After upgrading from vCenter 7.0 U3r → 8.0 U3a as part of the planned VCF 4.5.2 → 5.2.1 migration, the customer observed that one worker node x
remained stuck in the Deleting phase even after a successful drain operation.
During this upgrade, the Supervisor Cluster was upgraded from v1.26.8 → v1.27.5, and the control API migrated from CAPW to CAPV, changing certain resource ownership and CSI handling behavior.
The node status showed:
DrainingSucceeded=True
InfrastructureReady=True
VolumeDetachSucceeded=False
Reason=WaitingForVolumeDetach
Message=Waiting for node volumes to be detached
Product: vSphere with Tanzu / Tanzu Kubernetes Grid (Supervisor)
Versions:
vCenter: 8.0 U3a (upgraded from 7.0 U3r)
VCF: 5.2.1 (upgraded from 4.5.2)
Supervisor Cluster: v1.27.5 (upgraded from v1.26.8)
CAPW → CAPV migration performed (as part of Supervisor API alignment)
CSI Driver: csi.vsphere.vmware.com
Cluster Type: Workload Cluster (Guest Cluster / TKC)

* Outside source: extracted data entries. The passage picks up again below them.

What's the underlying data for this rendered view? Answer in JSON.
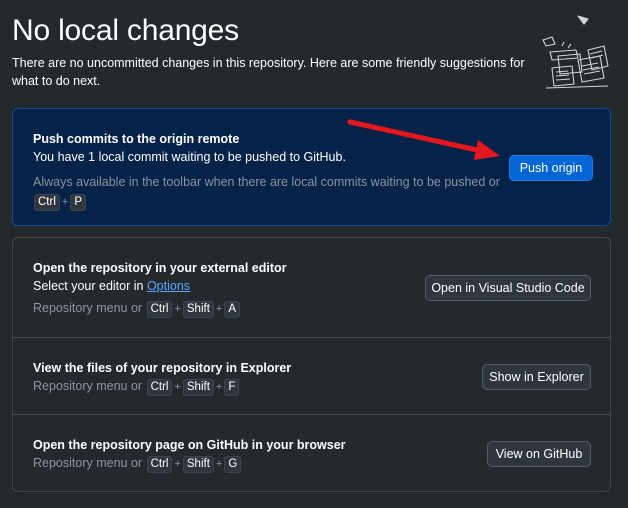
{
  "header": {
    "title": "No local changes",
    "subtitle": "There are no uncommitted changes in this repository. Here are some friendly suggestions for what to do next."
  },
  "push": {
    "heading": "Push commits to the origin remote",
    "description": "You have 1 local commit waiting to be pushed to GitHub.",
    "hint": "Always available in the toolbar when there are local commits waiting to be pushed or",
    "shortcut": [
      "Ctrl",
      "P"
    ],
    "button": "Push origin"
  },
  "suggestions": [
    {
      "heading": "Open the repository in your external editor",
      "line_prefix": "Select your editor in ",
      "link": "Options",
      "hint": "Repository menu or",
      "shortcut": [
        "Ctrl",
        "Shift",
        "A"
      ],
      "button": "Open in Visual Studio Code"
    },
    {
      "heading": "View the files of your repository in Explorer",
      "hint": "Repository menu or",
      "shortcut": [
        "Ctrl",
        "Shift",
        "F"
      ],
      "button": "Show in Explorer"
    },
    {
      "heading": "Open the repository page on GitHub in your browser",
      "hint": "Repository menu or",
      "shortcut": [
        "Ctrl",
        "Shift",
        "G"
      ],
      "button": "View on GitHub"
    }
  ],
  "plus": "+",
  "colors": {
    "background": "#24292e",
    "push_card_bg": "#052249",
    "primary_button": "#0366d6",
    "link": "#58a6ff",
    "annotation_arrow": "#e3171d"
  },
  "icons": [
    "empty-repository-illustration",
    "red-annotation-arrow"
  ]
}
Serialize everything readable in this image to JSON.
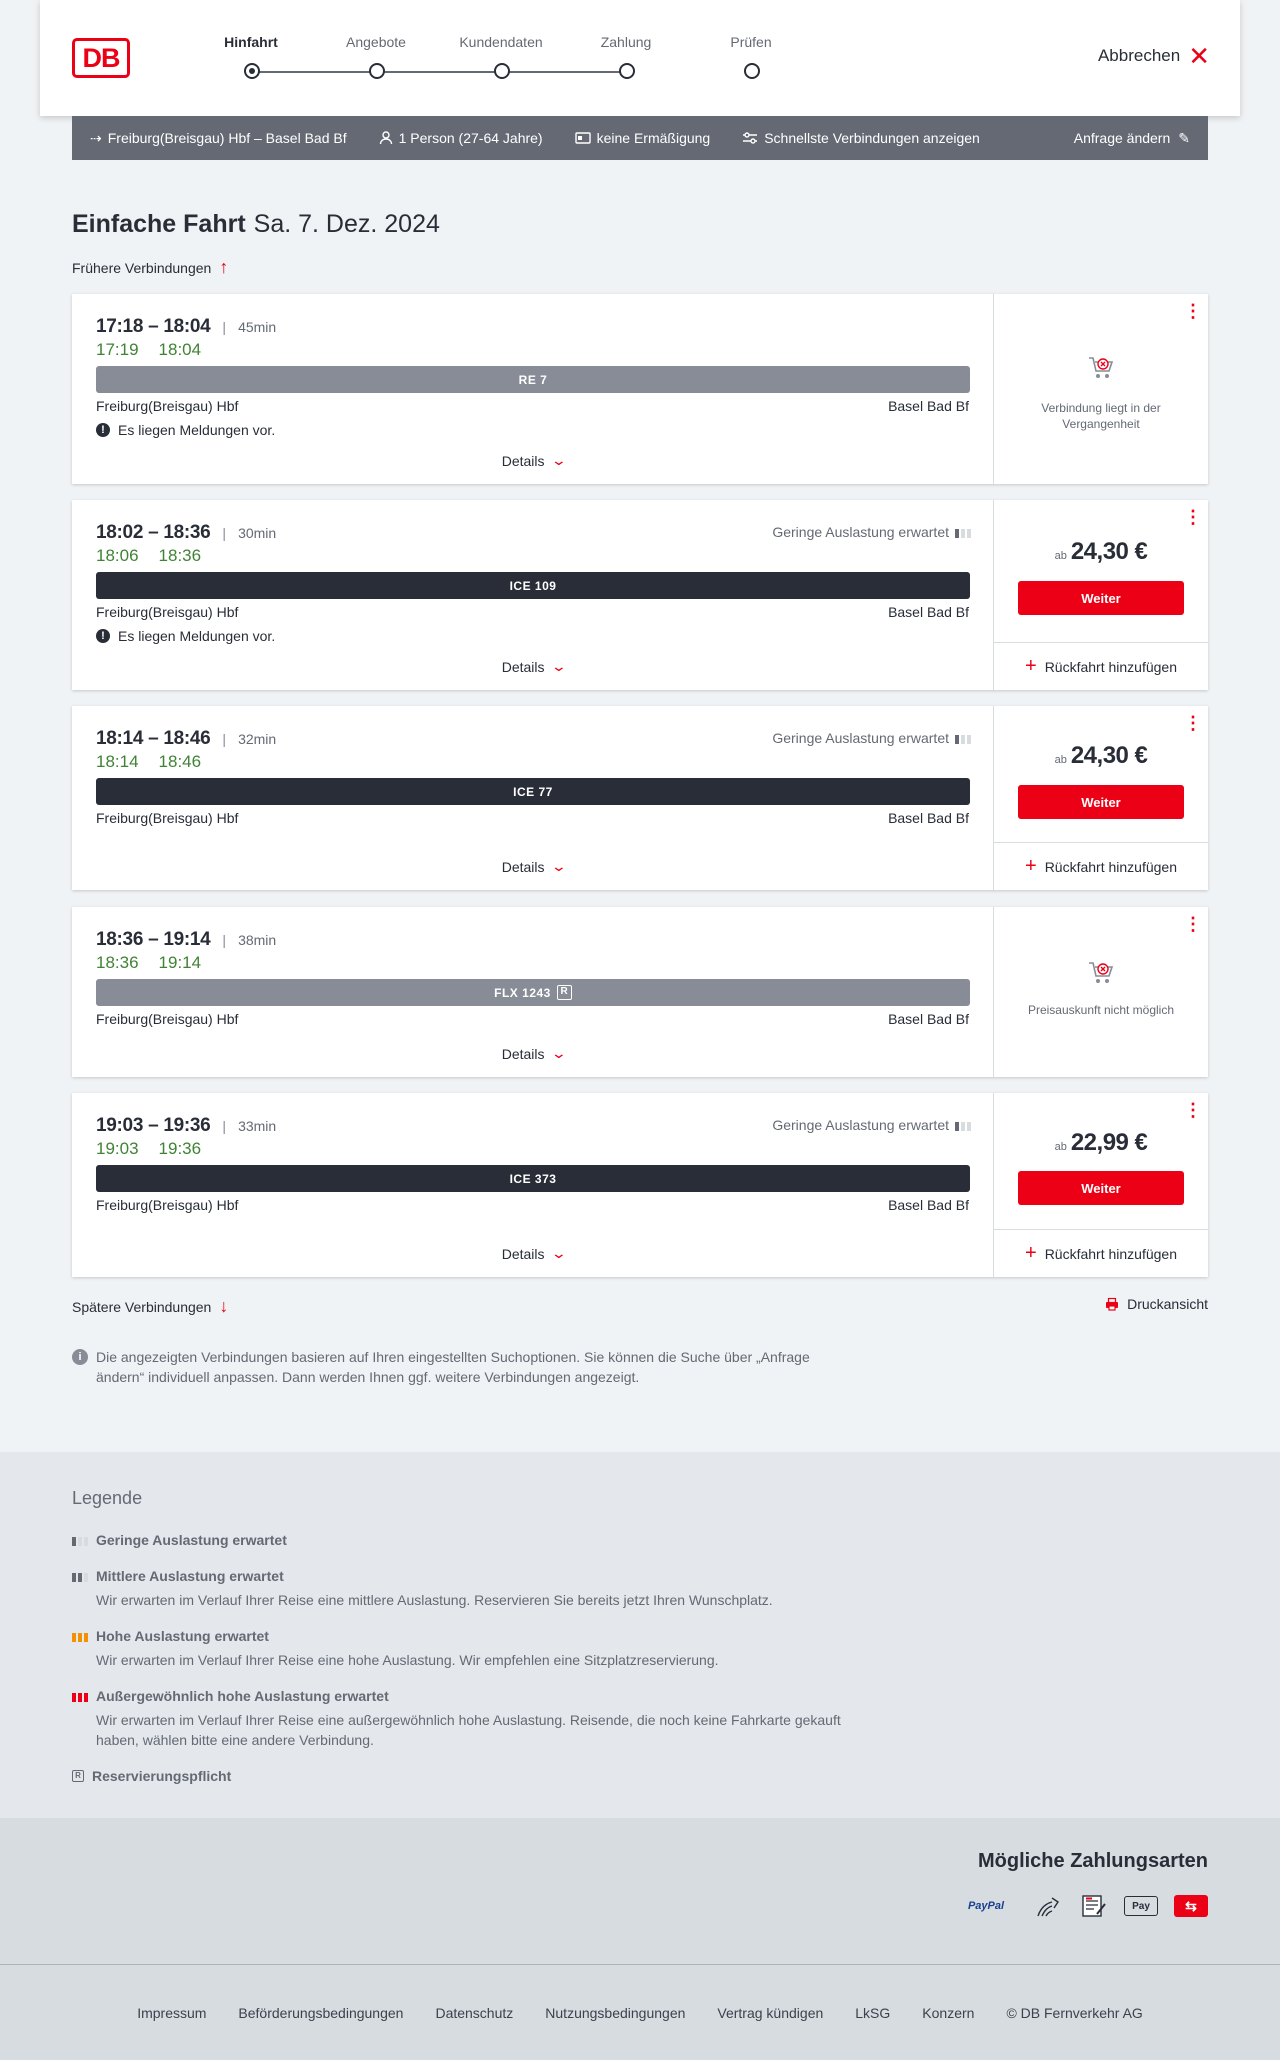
{
  "header": {
    "logo": "DB",
    "steps": [
      "Hinfahrt",
      "Angebote",
      "Kundendaten",
      "Zahlung",
      "Prüfen"
    ],
    "cancel_label": "Abbrechen"
  },
  "searchbar": {
    "route": "Freiburg(Breisgau) Hbf – Basel Bad Bf",
    "persons": "1 Person (27-64 Jahre)",
    "discount": "keine Ermäßigung",
    "fastest": "Schnellste Verbindungen anzeigen",
    "change": "Anfrage ändern"
  },
  "title": {
    "type": "Einfache Fahrt",
    "date": "Sa. 7. Dez. 2024"
  },
  "earlier_label": "Frühere Verbindungen",
  "later_label": "Spätere Verbindungen",
  "print_label": "Druckansicht",
  "details_label": "Details",
  "weiter_label": "Weiter",
  "rueck_label": "Rückfahrt hinzufügen",
  "ab_label": "ab",
  "connections": [
    {
      "time": "17:18 – 18:04",
      "duration": "45min",
      "rt_dep": "17:19",
      "rt_arr": "18:04",
      "train": "RE 7",
      "style": "gray",
      "from": "Freiburg(Breisgau) Hbf",
      "to": "Basel Bad Bf",
      "message": "Es liegen Meldungen vor.",
      "unavailable": "Verbindung liegt in der Vergangenheit"
    },
    {
      "time": "18:02 – 18:36",
      "duration": "30min",
      "rt_dep": "18:06",
      "rt_arr": "18:36",
      "train": "ICE 109",
      "style": "dark",
      "from": "Freiburg(Breisgau) Hbf",
      "to": "Basel Bad Bf",
      "message": "Es liegen Meldungen vor.",
      "auslastung": "Geringe Auslastung erwartet",
      "price": "24,30 €"
    },
    {
      "time": "18:14 – 18:46",
      "duration": "32min",
      "rt_dep": "18:14",
      "rt_arr": "18:46",
      "train": "ICE 77",
      "style": "dark",
      "from": "Freiburg(Breisgau) Hbf",
      "to": "Basel Bad Bf",
      "auslastung": "Geringe Auslastung erwartet",
      "price": "24,30 €"
    },
    {
      "time": "18:36 – 19:14",
      "duration": "38min",
      "rt_dep": "18:36",
      "rt_arr": "19:14",
      "train": "FLX 1243",
      "train_badge": "R",
      "style": "gray",
      "from": "Freiburg(Breisgau) Hbf",
      "to": "Basel Bad Bf",
      "unavailable": "Preisauskunft nicht möglich"
    },
    {
      "time": "19:03 – 19:36",
      "duration": "33min",
      "rt_dep": "19:03",
      "rt_arr": "19:36",
      "train": "ICE 373",
      "style": "dark",
      "from": "Freiburg(Breisgau) Hbf",
      "to": "Basel Bad Bf",
      "auslastung": "Geringe Auslastung erwartet",
      "price": "22,99 €"
    }
  ],
  "info_text": "Die angezeigten Verbindungen basieren auf Ihren eingestellten Suchoptionen. Sie können die Suche über „Anfrage ändern“ individuell anpassen. Dann werden Ihnen ggf. weitere Verbindungen angezeigt.",
  "legend": {
    "title": "Legende",
    "items": [
      {
        "title": "Geringe Auslastung erwartet",
        "desc": ""
      },
      {
        "title": "Mittlere Auslastung erwartet",
        "desc": "Wir erwarten im Verlauf Ihrer Reise eine mittlere Auslastung. Reservieren Sie bereits jetzt Ihren Wunschplatz."
      },
      {
        "title": "Hohe Auslastung erwartet",
        "desc": "Wir erwarten im Verlauf Ihrer Reise eine hohe Auslastung. Wir empfehlen eine Sitzplatzreservierung."
      },
      {
        "title": "Außergewöhnlich hohe Auslastung erwartet",
        "desc": "Wir erwarten im Verlauf Ihrer Reise eine außergewöhnlich hohe Auslastung. Reisende, die noch keine Fahrkarte gekauft haben, wählen bitte eine andere Verbindung."
      },
      {
        "title": "Reservierungspflicht",
        "desc": ""
      }
    ]
  },
  "payment": {
    "title": "Mögliche Zahlungsarten",
    "paypal": "PayPal"
  },
  "footer": [
    "Impressum",
    "Beförderungsbedingungen",
    "Datenschutz",
    "Nutzungsbedingungen",
    "Vertrag kündigen",
    "LkSG",
    "Konzern",
    "© DB Fernverkehr AG"
  ],
  "colors": {
    "db_red": "#ec0016",
    "realtime_green": "#408335",
    "bar_dark": "#282d37",
    "bar_gray": "#878c96"
  }
}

Thus, the root cause was a missed Detach event handling in the CSI driver post-upgrade, leading to an orphaned VolumeAttachment finalizer that blocked cleanup.
Manual Resolution Steps:
1.Verify in vCenter that the disk (UUID :yyyy) is not attached to any VM.
2. Identify the stuckVolumeAttachment:
#kubectl get volumeattachments -A -o wide | grep csi-xxx
3.Edit the object and remove the finalizer:
#kubectl edit volumeattachments.storage.k8s.io csi-xxx
Below similar lines need below to be deleted:
finalizers:
- external-attacher/csi-vsphere-vmware-com
4. Validate that the object was deleted automatically:
#kubectl get volumeattachments -A | grep csi-xxx
#kubectl get nodes
Once the finalizer was removed, Kubernetes immediately garbage-collected the orphaned VolumeAttachment.
The stuck worker node x was automatically deleted by the Cluster API controller.
The cluster reconciled successfully — no pending Machine or VolumeAttachment objects remained.
Validation through kubectl get nodes confirmed that all nodes were in Ready state.